Si pour beaucoup, l’avion de fabrication française est le meilleur du monde, il n’empêche que jusqu’à maintenant, plusieurs pays ont fini par abandonner l’idée de l’acquérir. On pourrait même parler d’une collection : Brésil, Corée du Sud, Maroc, Pays-Bas, Singapour, Suisse. Tous ont refusé, préférant des avions de chasse de fabrication américaine ou suédoise. D’autres pays ont un temps marqué un intérêt comme la Grande-Bretagne, l’Arabie Saoudite, la Libye, l’Égypte, et la Grèce. Un intérêt qui prend fin à chaque fois soit par un contexte local compliqué (crise économique ou interne), ou par le choix de l’Eurofighter, le cousin du rafale, développé par la Grande-Bretagne, l’Allemagne, l’Italie, et l’Espagne.

 

L’inde : un possible déclic ?

Début décembre, Jean-Yves LE DRIAN, ministre français de la défense, s’est rendu en Inde et s’est entretenu avec son homologue indien.

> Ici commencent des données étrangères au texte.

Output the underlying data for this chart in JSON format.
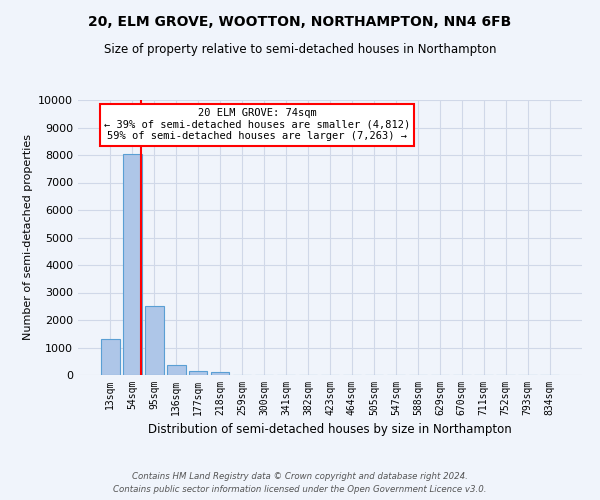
{
  "title": "20, ELM GROVE, WOOTTON, NORTHAMPTON, NN4 6FB",
  "subtitle": "Size of property relative to semi-detached houses in Northampton",
  "xlabel": "Distribution of semi-detached houses by size in Northampton",
  "ylabel": "Number of semi-detached properties",
  "footer_line1": "Contains HM Land Registry data © Crown copyright and database right 2024.",
  "footer_line2": "Contains public sector information licensed under the Open Government Licence v3.0.",
  "categories": [
    "13sqm",
    "54sqm",
    "95sqm",
    "136sqm",
    "177sqm",
    "218sqm",
    "259sqm",
    "300sqm",
    "341sqm",
    "382sqm",
    "423sqm",
    "464sqm",
    "505sqm",
    "547sqm",
    "588sqm",
    "629sqm",
    "670sqm",
    "711sqm",
    "752sqm",
    "793sqm",
    "834sqm"
  ],
  "values": [
    1300,
    8050,
    2520,
    370,
    140,
    120,
    0,
    0,
    0,
    0,
    0,
    0,
    0,
    0,
    0,
    0,
    0,
    0,
    0,
    0,
    0
  ],
  "bar_color": "#aec6e8",
  "bar_edge_color": "#5a9fd4",
  "grid_color": "#d0d8e8",
  "background_color": "#f0f4fb",
  "annotation_line1": "20 ELM GROVE: 74sqm",
  "annotation_line2": "← 39% of semi-detached houses are smaller (4,812)",
  "annotation_line3": "59% of semi-detached houses are larger (7,263) →",
  "annotation_box_color": "white",
  "annotation_box_edge_color": "red",
  "red_line_x": 1.38,
  "ylim": [
    0,
    10000
  ],
  "yticks": [
    0,
    1000,
    2000,
    3000,
    4000,
    5000,
    6000,
    7000,
    8000,
    9000,
    10000
  ]
}
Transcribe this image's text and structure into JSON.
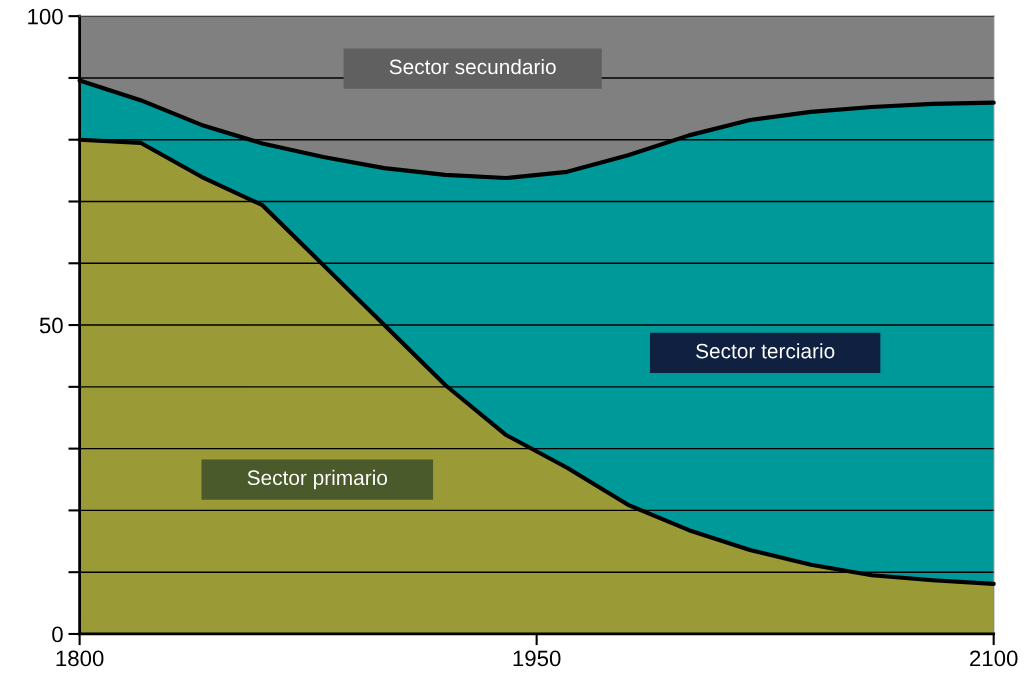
{
  "chart_data": {
    "type": "area",
    "stacked": true,
    "x": [
      1800,
      1820,
      1840,
      1860,
      1880,
      1900,
      1920,
      1940,
      1960,
      1980,
      2000,
      2020,
      2040,
      2060,
      2080,
      2100
    ],
    "series": [
      {
        "name": "Sector primario",
        "color": "#9a9a36",
        "values": [
          80,
          79.5,
          74,
          69.4,
          59.7,
          50,
          40.3,
          32.2,
          26.9,
          20.9,
          16.8,
          13.6,
          11.2,
          9.5,
          8.7,
          8.1
        ]
      },
      {
        "name": "Sector terciario",
        "color": "#00999a",
        "values": [
          9.6,
          6.9,
          8.4,
          10,
          17.5,
          25.4,
          34,
          41.6,
          47.9,
          56.6,
          63.9,
          69.6,
          73.3,
          75.8,
          77.1,
          77.9
        ]
      },
      {
        "name": "Sector secundario",
        "color": "#808080",
        "values": [
          10.4,
          13.6,
          17.6,
          20.6,
          22.8,
          24.6,
          25.7,
          26.2,
          25.2,
          22.5,
          19.3,
          16.8,
          15.5,
          14.7,
          14.2,
          14
        ]
      }
    ],
    "xlim": [
      1800,
      2100
    ],
    "xticks": [
      1800,
      1950,
      2100
    ],
    "ylim": [
      0,
      100
    ],
    "yticks": [
      0,
      {
        "value": 10,
        "label": null
      },
      {
        "value": 20,
        "label": null
      },
      {
        "value": 30,
        "label": null
      },
      {
        "value": 40,
        "label": null
      },
      50,
      {
        "value": 60,
        "label": null
      },
      {
        "value": 70,
        "label": null
      },
      {
        "value": 80,
        "label": null
      },
      {
        "value": 90,
        "label": null
      },
      100
    ],
    "grid": "y",
    "legend": false
  }
}
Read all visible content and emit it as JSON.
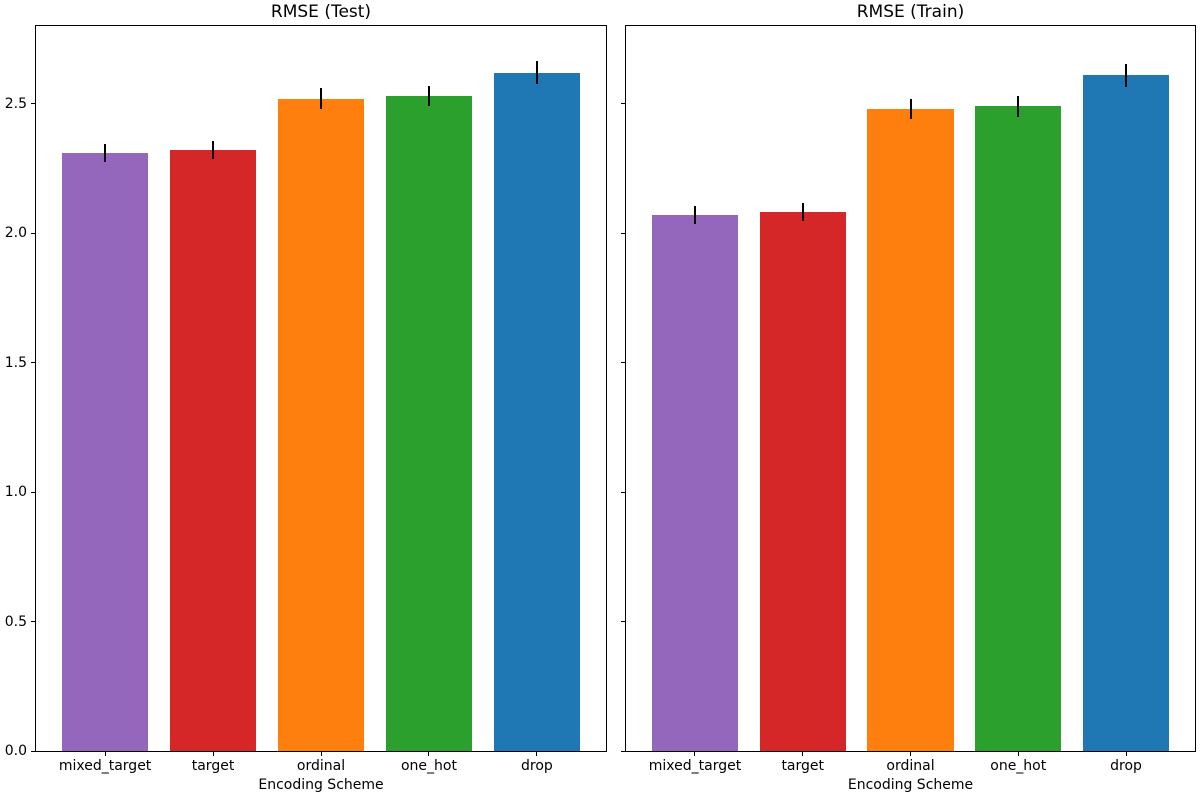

S’en est suivi une annonce d’un accord imminent des négociations sur 126 avions et un montant de 12 milliards de dollars, soit approximativement 10 milliards d’euros. L’investissement du ministre dans le dossier pourrait donc prochainement payer. Si l’Inde venait à se doter de Rafales, le marché aéronautique français pourrait bien se redresser. En effet, les Émirats Arabes unis pourraient bien emboiter le pas à l’Inde, et avec eux, le Qatar et le Koweït. D’autres marchés pourraient aussi s’ouvrir notamment en Asie, avec la Malaisie, l’Indonésie. Mais aussi en Europe avec la Pologne et la Belgique, et au Maghreb avec un nouvel intérêt Égyptien, lors de la visite de Mr. LE DRIAN, à la mi-septembre 2014.

 

La France pourrait donc enfin réussir à exporter l’avion franco-français, et commencer à rentabiliser l’investissement consenti. Mais le réalisme est de rigueur : il ne faut pas oublier les nombreuses déclarations optimistes qui ne débouchèrent finalement que sur un rejet du Rafale.